On Feb 4, 2010, at 5:05 PM, Randall Leeds wrote:
> On Thu, Feb 4, 2010 at 08:17, Adam Kocoloski <kocolosk@apache.org> wrote:
>>
>> If we went ahead and implemented this I think the UUID becomes superfluous from the
replicator's perspective. You wouldn't want to restrict this Merkle tree check to UUID-matched
DBs, as it would be useful for reducing entropy in a sharded database cluster that stores
multiple copies of each document in different database shards. In fact, IIRC that was a Dynamo
feature in the original Amazon paper.
>
> I mostly follow and I think I agree.
> Can you clarify "as it would be useful for reducing entropy..."?
>
> Randall
Sure, that was too terse on my part. I'm referring to the case where you're promising to
write N copies of a document in your cluster, but for whatever reason you only succeed W<N
times. Hence "entropy" -- the N shards start diverging from one another after transient failures.

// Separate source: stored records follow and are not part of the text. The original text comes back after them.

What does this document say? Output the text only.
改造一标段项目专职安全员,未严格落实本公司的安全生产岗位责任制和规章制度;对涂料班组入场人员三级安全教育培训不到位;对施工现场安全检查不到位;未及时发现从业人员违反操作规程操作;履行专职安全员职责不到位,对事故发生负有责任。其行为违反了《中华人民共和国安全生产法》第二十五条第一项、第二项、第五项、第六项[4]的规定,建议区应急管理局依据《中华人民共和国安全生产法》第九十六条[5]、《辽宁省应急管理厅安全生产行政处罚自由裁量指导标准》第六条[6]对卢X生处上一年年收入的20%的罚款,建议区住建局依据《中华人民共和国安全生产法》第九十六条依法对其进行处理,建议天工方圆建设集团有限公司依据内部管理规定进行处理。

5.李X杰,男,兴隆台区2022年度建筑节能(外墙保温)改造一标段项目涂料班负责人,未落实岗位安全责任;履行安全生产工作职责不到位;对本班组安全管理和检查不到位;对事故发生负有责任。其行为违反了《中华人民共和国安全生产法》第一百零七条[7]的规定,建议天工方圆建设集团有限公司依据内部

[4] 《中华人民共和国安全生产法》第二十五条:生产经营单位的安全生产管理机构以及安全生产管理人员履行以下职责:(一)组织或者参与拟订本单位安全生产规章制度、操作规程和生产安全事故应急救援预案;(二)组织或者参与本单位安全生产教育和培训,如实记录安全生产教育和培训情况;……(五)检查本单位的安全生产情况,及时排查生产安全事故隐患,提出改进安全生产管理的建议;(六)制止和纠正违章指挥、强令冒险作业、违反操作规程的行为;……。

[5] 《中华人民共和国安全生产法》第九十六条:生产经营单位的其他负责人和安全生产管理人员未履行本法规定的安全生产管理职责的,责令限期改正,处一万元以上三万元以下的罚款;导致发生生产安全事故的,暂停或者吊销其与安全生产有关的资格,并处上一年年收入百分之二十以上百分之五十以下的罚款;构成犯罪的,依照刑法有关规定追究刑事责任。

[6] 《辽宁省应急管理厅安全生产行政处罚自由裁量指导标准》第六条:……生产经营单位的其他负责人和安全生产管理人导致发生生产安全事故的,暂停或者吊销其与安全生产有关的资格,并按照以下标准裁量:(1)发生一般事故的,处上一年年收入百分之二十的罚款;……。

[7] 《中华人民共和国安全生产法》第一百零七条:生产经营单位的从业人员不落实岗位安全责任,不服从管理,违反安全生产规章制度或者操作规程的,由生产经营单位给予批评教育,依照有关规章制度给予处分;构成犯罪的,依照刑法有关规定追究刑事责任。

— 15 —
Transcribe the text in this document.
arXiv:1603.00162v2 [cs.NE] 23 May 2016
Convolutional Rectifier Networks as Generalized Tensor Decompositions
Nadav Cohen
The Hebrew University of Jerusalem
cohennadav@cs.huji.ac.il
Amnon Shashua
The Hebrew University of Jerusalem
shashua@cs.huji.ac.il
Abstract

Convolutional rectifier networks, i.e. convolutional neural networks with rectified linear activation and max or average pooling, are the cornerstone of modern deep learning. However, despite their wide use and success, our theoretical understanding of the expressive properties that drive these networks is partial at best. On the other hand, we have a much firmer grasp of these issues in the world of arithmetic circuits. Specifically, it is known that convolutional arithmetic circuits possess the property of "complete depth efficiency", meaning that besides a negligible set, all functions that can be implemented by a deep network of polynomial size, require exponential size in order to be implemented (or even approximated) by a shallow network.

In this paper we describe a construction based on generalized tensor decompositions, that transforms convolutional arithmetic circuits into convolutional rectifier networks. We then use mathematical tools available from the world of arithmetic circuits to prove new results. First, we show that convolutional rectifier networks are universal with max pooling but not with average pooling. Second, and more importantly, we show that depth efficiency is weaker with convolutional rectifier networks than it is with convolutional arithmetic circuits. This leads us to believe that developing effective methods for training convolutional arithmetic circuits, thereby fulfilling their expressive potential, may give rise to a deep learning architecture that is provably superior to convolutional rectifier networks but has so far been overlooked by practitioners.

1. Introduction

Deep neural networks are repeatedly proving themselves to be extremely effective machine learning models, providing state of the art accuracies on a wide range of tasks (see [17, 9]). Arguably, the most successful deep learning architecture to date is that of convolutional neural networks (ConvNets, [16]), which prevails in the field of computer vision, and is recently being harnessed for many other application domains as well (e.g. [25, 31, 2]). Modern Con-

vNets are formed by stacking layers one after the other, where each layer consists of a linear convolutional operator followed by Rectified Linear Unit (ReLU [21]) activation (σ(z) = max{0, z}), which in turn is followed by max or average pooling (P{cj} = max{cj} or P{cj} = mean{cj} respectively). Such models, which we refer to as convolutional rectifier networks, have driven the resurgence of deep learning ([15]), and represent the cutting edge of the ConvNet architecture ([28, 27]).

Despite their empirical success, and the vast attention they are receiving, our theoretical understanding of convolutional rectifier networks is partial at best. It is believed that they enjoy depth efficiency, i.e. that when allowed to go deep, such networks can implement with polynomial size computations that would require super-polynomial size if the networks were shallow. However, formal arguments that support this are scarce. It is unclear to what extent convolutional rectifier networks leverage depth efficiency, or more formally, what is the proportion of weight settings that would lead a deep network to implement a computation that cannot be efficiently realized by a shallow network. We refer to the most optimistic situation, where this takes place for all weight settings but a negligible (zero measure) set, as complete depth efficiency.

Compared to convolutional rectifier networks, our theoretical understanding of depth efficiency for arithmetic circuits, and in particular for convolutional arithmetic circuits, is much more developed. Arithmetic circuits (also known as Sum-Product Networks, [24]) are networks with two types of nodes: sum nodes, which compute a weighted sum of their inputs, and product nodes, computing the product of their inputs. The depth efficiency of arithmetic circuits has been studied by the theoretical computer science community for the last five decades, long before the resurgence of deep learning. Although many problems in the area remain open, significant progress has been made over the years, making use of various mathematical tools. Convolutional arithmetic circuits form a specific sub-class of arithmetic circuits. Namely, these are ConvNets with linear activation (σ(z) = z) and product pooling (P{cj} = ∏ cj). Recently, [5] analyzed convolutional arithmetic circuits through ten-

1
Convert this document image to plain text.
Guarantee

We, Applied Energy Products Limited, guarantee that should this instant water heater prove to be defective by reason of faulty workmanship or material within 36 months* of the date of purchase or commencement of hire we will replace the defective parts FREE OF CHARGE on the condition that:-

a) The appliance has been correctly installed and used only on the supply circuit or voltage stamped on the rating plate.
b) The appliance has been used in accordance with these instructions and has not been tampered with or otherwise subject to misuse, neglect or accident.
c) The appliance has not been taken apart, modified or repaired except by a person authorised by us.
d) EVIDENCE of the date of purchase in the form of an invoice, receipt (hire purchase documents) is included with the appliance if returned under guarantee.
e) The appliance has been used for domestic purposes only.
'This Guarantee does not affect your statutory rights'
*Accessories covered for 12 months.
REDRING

You want those missing writes to eventually propagate to the N-W shards that didn't get them.
CouchDB's _changes replication works for this purpose, but it's relatively resource-intensive
because it checks for the existence of every update on the target. I suspect that comparing
Merkle trees may be a more efficient way to figure out what to replicate in this special case
where the two DBs are always supposed to be identical. Cheers,
Adam
|